Wien (OTS) - "Die SPÖ-Strategie zur Bekämpfung der Jugendarbeitslosigkeit wird die Probleme nur verschieben, aber nicht lösen", erklärte heute FPÖ-Arbeitnehmersprecher NAbg. Herbert Kickl zur Kritik des früheren Lehrlingsbeauftragten der Regierung, Egon Blum, an den staatlich eingerichteten Lehrwerkstätten. Die von SPÖ-Arbeitsminister Hundstorfer vielbeschworene "Ausbildungsgarantie" sei im Grunde reine Augenauswischerei und habe nichts mit aktiver Arbeitsmarktpolitik zu tun. Faktum sei, dass viele jugendliche Arbeitslose eine langfristige Perspektive bräuchten und nicht in erster Linie ein Auffangnetz, das danach erneut in die Arbeitslosigkeit führe. Damit reihe sich auch die "Ausbildungsgarantie" in eine ganze Reihe von großteils zahnlosen Maßnahmen ein, welche die SPÖ in den letzten zwei Tagen zum Thema Arbeitslosigkeit präsentiert habe. Ähnlich wie bei den Schulungen des AMS würde nur die Statistik geschönt, indem man Jugendliche kurzfristig aus der Arbeitslosigkeit herausnehme.

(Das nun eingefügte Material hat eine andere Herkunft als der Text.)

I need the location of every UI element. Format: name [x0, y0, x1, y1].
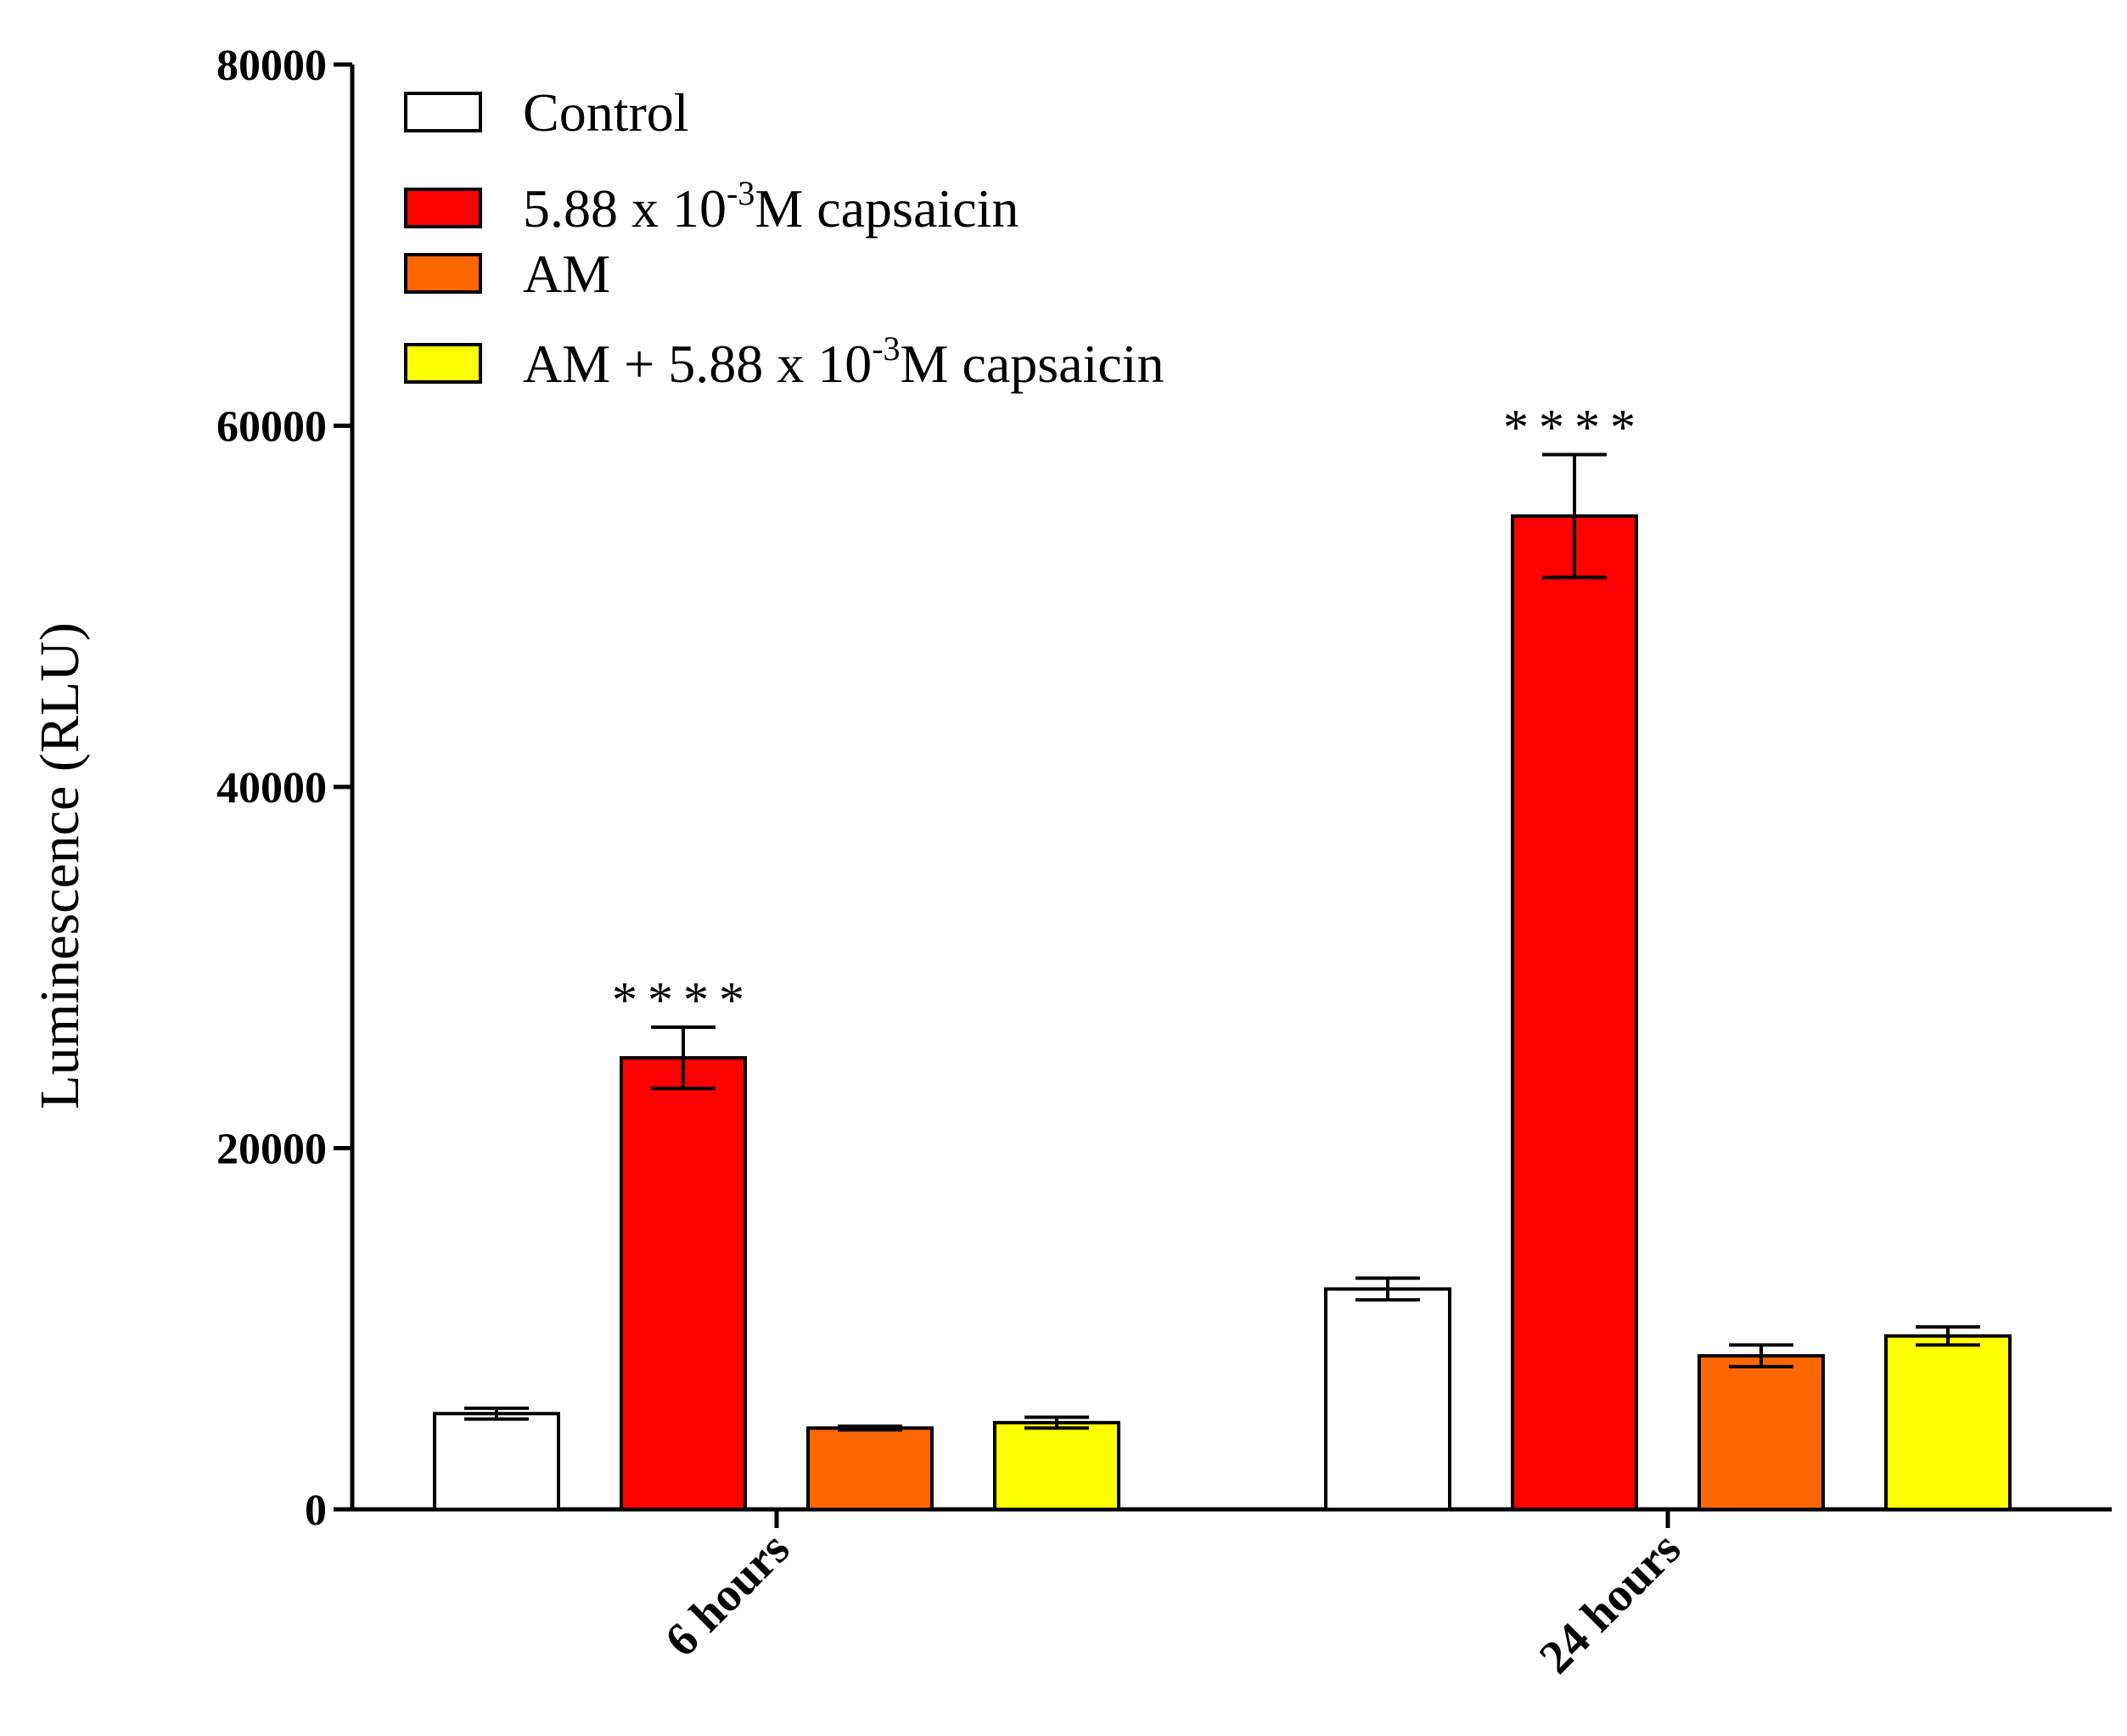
legend-swatch [404, 253, 482, 294]
legend-label: AM [523, 244, 610, 304]
legend-label: Control [523, 82, 689, 143]
legend-label-text: AM [523, 244, 610, 304]
legend-swatch [404, 188, 482, 228]
significance-label: **** [612, 972, 755, 1028]
y-tick-label: 80000 [216, 42, 327, 90]
bar [1511, 514, 1638, 1511]
significance-label: **** [1503, 400, 1646, 456]
y-tick-label: 60000 [216, 403, 327, 452]
legend-swatch [404, 92, 482, 132]
y-axis-label: Luminescence (RLU) [29, 622, 91, 1110]
x-tick-label: 24 hours [1529, 1522, 1691, 1683]
legend-label-superscript: -3 [872, 329, 900, 368]
bar [1884, 1334, 2012, 1512]
legend-label-text: M capsaicin [901, 334, 1165, 394]
legend-label: AM + 5.88 x 10-3M capsaicin [523, 329, 1165, 394]
legend-label-text: AM + 5.88 x 10 [523, 334, 872, 394]
bar [620, 1056, 747, 1511]
legend-label-text: M capsaicin [755, 178, 1019, 239]
x-tick-label: 6 hours [655, 1522, 800, 1666]
legend-label-superscript: -3 [727, 174, 755, 212]
y-tick-label: 40000 [216, 764, 327, 812]
bar [993, 1420, 1120, 1512]
y-tick-label: 0 [305, 1486, 327, 1535]
legend-label: 5.88 x 10-3M capsaicin [523, 174, 1019, 239]
bar [433, 1412, 560, 1512]
bars-group: **** **** [433, 400, 2012, 1512]
bar [1698, 1354, 1825, 1511]
y-tick-label: 20000 [216, 1126, 327, 1174]
bar [1324, 1287, 1451, 1511]
legend-label-text: 5.88 x 10 [523, 178, 727, 239]
bar [806, 1426, 934, 1511]
legend-swatch [404, 343, 482, 384]
legend-label-text: Control [523, 82, 689, 143]
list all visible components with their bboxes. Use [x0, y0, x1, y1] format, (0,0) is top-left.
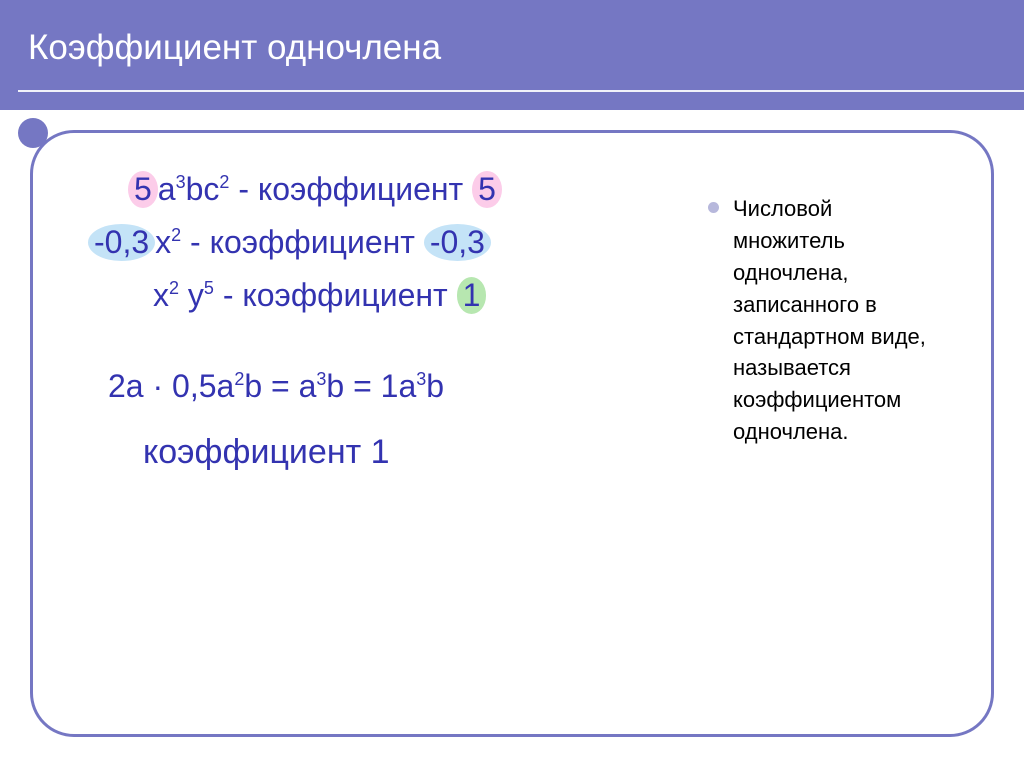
coefficient-value-green: 1 [457, 277, 487, 314]
monomial-body: a3bc2 [158, 171, 230, 207]
coefficient-value-blue: -0,3 [424, 224, 491, 261]
slide-header: Коэффициент одночлена [0, 0, 1024, 110]
example-line-3: x2 y5 - коэффициент 1 [153, 277, 668, 314]
definition-column: Числовой множитель одночлена, записанног… [708, 163, 961, 458]
bullet-icon [708, 202, 719, 213]
coefficient-highlight-blue: -0,3 [88, 224, 155, 261]
math-examples-column: 5a3bc2 - коэффициент 5 -0,3x2 - коэффици… [88, 163, 668, 472]
content-frame: 5a3bc2 - коэффициент 5 -0,3x2 - коэффици… [30, 130, 994, 737]
coefficient-value-pink: 5 [472, 171, 502, 208]
example-line-1: 5a3bc2 - коэффициент 5 [128, 171, 668, 208]
definition-bullet-row: Числовой множитель одночлена, записанног… [708, 193, 941, 448]
slide-title: Коэффициент одночлена [28, 28, 1024, 68]
monomial-body: x2 y5 [153, 277, 214, 313]
header-underline [18, 90, 1024, 92]
monomial-body: x2 [155, 224, 181, 260]
example-line-4: 2a · 0,5a2b = a3b = 1a3b [108, 368, 668, 405]
definition-text: Числовой множитель одночлена, записанног… [733, 193, 941, 448]
main-row: 5a3bc2 - коэффициент 5 -0,3x2 - коэффици… [88, 163, 961, 704]
final-coefficient-label: коэффициент 1 [143, 433, 668, 472]
equation-body: 2a · 0,5a2b = a3b = 1a3b [108, 368, 444, 404]
coefficient-word: - коэффициент [229, 171, 472, 207]
coefficient-word: - коэффициент [181, 224, 424, 260]
coefficient-word: - коэффициент [214, 277, 457, 313]
coefficient-highlight-pink: 5 [128, 171, 158, 208]
example-line-2: -0,3x2 - коэффициент -0,3 [88, 224, 668, 261]
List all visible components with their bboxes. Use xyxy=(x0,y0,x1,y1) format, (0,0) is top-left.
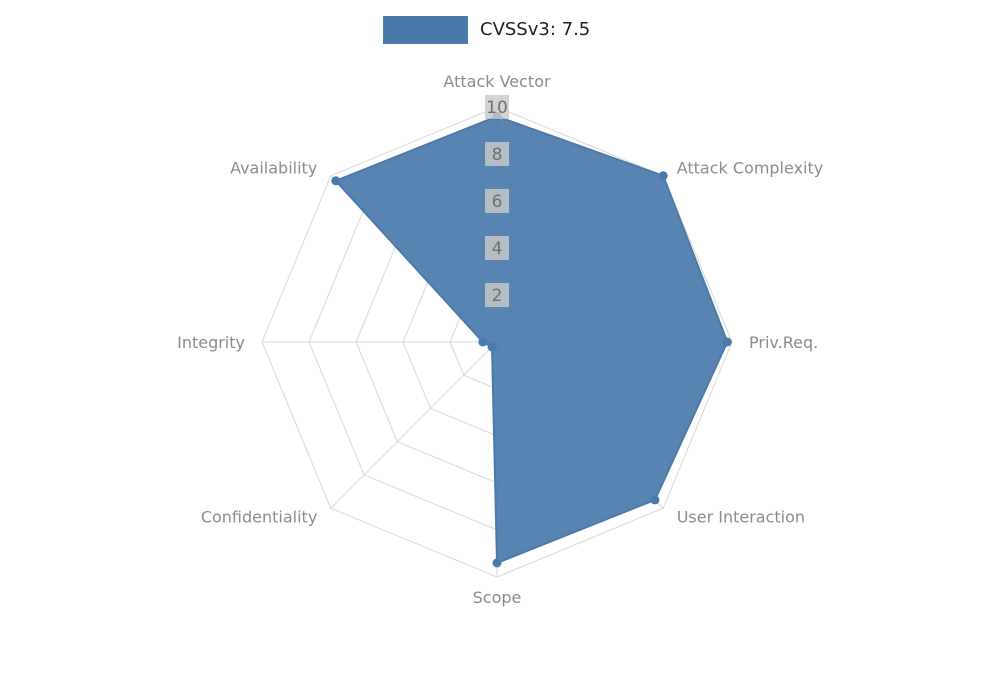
data-point-marker xyxy=(722,337,732,347)
tick-box xyxy=(485,142,509,166)
tick-box xyxy=(485,95,509,119)
tick-label: 8 xyxy=(492,145,503,165)
data-point-marker xyxy=(658,171,668,181)
chart-legend: CVSSv3: 7.5 xyxy=(383,16,590,44)
tick-box xyxy=(485,189,509,213)
tick-box xyxy=(485,283,509,307)
data-point-marker xyxy=(492,558,502,568)
data-point-marker xyxy=(487,342,497,352)
axis-label: User Interaction xyxy=(677,508,805,527)
tick-label: 4 xyxy=(492,239,503,259)
tick-label: 10 xyxy=(486,98,508,118)
axis-label: Integrity xyxy=(177,333,245,352)
axis-label: Attack Vector xyxy=(443,72,551,91)
grid-spoke xyxy=(330,341,498,509)
legend-swatch xyxy=(383,16,468,44)
axis-label: Confidentiality xyxy=(201,508,317,527)
tick-box xyxy=(485,236,509,260)
data-point-marker xyxy=(331,176,341,186)
axis-label: Attack Complexity xyxy=(677,158,824,177)
legend-label: CVSSv3: 7.5 xyxy=(480,19,591,40)
data-point-marker xyxy=(650,495,660,505)
axis-label: Availability xyxy=(230,158,317,177)
axis-label: Priv.Req. xyxy=(749,333,818,352)
axis-label: Scope xyxy=(473,588,522,607)
data-point-marker xyxy=(478,337,488,347)
tick-label: 6 xyxy=(492,192,503,212)
tick-label: 2 xyxy=(492,286,503,306)
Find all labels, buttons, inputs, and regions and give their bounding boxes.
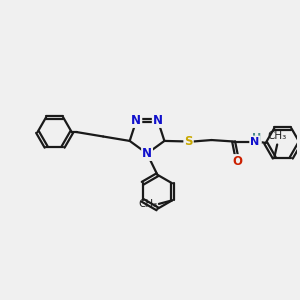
Text: N: N (250, 136, 260, 146)
Text: CH₃: CH₃ (268, 131, 287, 141)
Text: N: N (131, 114, 141, 127)
Text: O: O (232, 155, 242, 168)
Text: N: N (153, 114, 163, 127)
Text: N: N (142, 147, 152, 160)
Text: S: S (184, 135, 193, 148)
Text: H: H (252, 133, 261, 143)
Text: CH₃: CH₃ (138, 200, 158, 209)
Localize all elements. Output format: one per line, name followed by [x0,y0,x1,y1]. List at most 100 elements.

Es sei schon bisher Ziel der FPÖ gewesen, das duale Ausbildungssystem in Österreich wieder attraktiver zu machen. Dazu gehöre auch, dass man Klein- und Mittelbetrieben als Rückgrat der österreichischen Wirtschaft unter die Arme greife, damit diese wieder mehr Lehrlinge ausbilden könnten. "Das reicht von einer Begleichung der Kosten für Lehrlinge während der Berufsschulzeit durch die öffentliche Hand über Verbesserungen bei der Berufsmatura bis hin zu Prämien für Lehrbetriebe. Letztendlich ist es auch wichtig, durch entsprechende Schritte den Fachkräftemangel in Österreich zu beheben. Leider fehlt SPÖ und ÖVP aber auch hier jede Phantasie", so Kickl abschließend.